Os físicos manipulam os spins por meio de campos eletromagnéticos, que oscilam com uma frequência de 125 MHz (megahertz); o equipamento precisa ser isolado para não captar as estações de rádio FM que transmitem nessa frequência. Essas manipulações são feitas por meio de pulsos de onda e não duram mais que alguns microssegundos. O experimento acontece tão rapidamente que é como se, por alguns instantes, cada átomo de carbono no tubo de ensaio estivesse isolado do resto do Universo, submetido a uma temperatura muito próxima do zero absoluto (-273º Celsius). Os pesquisadores conseguem diminuir ou aumentar a diferença de energia entre os spins para baixo e para cima quando reduzem ou aumentam a amplitude de suas ondas de rádio. Quando essa mudança de amplitude é muito rápida, os spins saem de seu isolamento térmico e começam tanto a absorver energia das ondas de rádio – situação em que as ondas realizam trabalho sobre os spins – quanto a transmitir parte de sua energia para as ondas, realizando trabalho sobre elas. “Isso é muito difícil de medir, pois os spins dos carbonos podem trocar energia de quatro maneiras diferentes, todas acontecendo ao mesmo tempo, de maneira probabilística”, explica Serra. “Conheci um grupo na Alemanha que tentou fazer esse mesmo experimento por cinco anos sem sucesso.”

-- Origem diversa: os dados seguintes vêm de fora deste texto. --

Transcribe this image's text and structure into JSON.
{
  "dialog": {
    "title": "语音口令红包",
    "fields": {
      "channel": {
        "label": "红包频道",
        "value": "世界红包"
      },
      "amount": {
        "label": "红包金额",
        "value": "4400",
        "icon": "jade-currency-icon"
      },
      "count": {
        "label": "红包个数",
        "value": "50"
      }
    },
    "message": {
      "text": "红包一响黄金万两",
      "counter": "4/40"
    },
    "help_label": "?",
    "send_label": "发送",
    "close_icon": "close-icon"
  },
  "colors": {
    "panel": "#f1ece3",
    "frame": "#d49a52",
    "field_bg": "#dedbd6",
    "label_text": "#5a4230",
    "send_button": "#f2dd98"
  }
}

O que impediu o sucesso do grupo alemão, segundo Serra, foi o fato de os físicos tentarem medir diretamente quantas vezes a energia era emitida ou absorvida pelos spins. “O erro acumulado nessas medidas era tão grande que no fim não conseguiam determinar nada”, explica.

A solução chegou mais cedo para Serra, em fevereiro de 2013, quando o físico Mauro Paternostro, da Queen’s University, em Belfast, Irlanda, apresentou um seminário na UFABC sobre propostas inéditas de se observar o trabalho produzido por partículas de luz de maneira indireta. Logo Paternostro, atualmente professor visitante na UFABC, e Laura Mazzola, sua colega em Belfast, começaram a discutir com Serra, Auccauise e o estudante de doutorado na UFABC Tiago Batalhão como adaptar essas técnicas para observar o trabalho dos spins de carbono indiretamente. Com John Good, da Universidade de Oxford, Inglaterra, a equipe descobriu um modo esperto de usar os spins dos núcleos de hidrogênio das moléculas de clorofórmio para espiar o que acontece com os spins dos átomos de carbono enquanto realizam trabalho, sem interferir no processo.

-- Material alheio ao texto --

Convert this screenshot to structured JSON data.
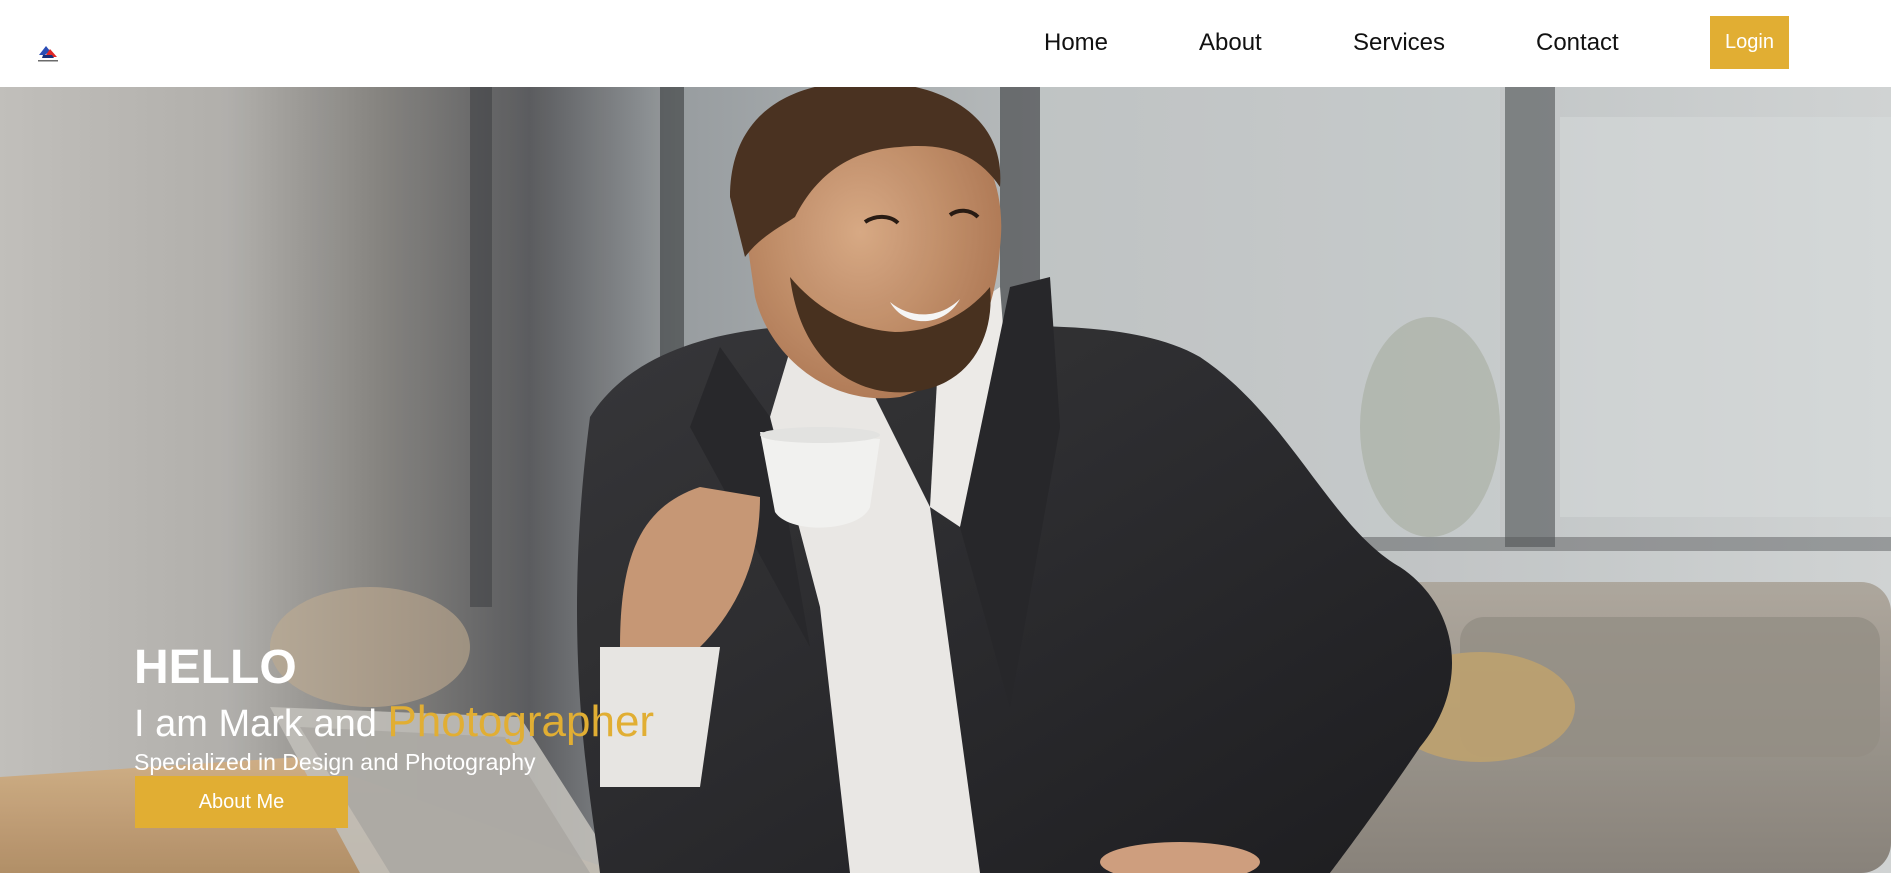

A precisão do experimento foi suficiente para registrar variações de temperatura nos spins de carbono da ordem de bilionésimos de graus e verificar que a equação de Jarzinsky vale na escala subatômica. Outro resultado interessante: os spins de carbono possuem uma tendência maior de extrair energia das ondas de rádio quando a amplitude do pulso de onda é reduzida. A tendência se inverte quando a amplitude de onda é aumentada: os spins tendem a transferir energia para as ondas, ou seja, fazer trabalho sobre as ondas.

“Podemos explorar essa diferença para criar uma máquina térmica quântica”, diz Serra. A máquina funcionaria alternando pulsos de amplitude reduzida e aumentada entre dois estados de equilíbrio térmico, cada um com uma temperatura diferente. A máquina funcionaria de maneira parecida com a de um motor a combustão, que realiza trabalho mecânico com parte da energia química transformada em calor com a explosão do combustível.

A máquina de spins teria pouca utilidade: o trabalho produzido forneceria uma energia ínfima para as ondas de rádio, apenas suficiente para mexer o spin de um núcleo atômico qualquer. Serra está mais interessado em medir quanta energia ela gasta e quanto calor ela dissipa durante seu funcionamento.

“A técnica aplicada nesse experimento tem grande potencial”, diz o físico Lucas Céleri, da Universidade Federal de Goiás, que planeja observar a termodinâmica de uma única partícula de luz em parceria com os físicos Paulo Souto Ribeiro e Stephen Walborn, da Universidade Federal do Rio de Janeiro. “Avanços experimentais são muito raros na termodinâmica quântica, devido à necessidade de controlar o sistema quântico e seu isolamento do ambiente.”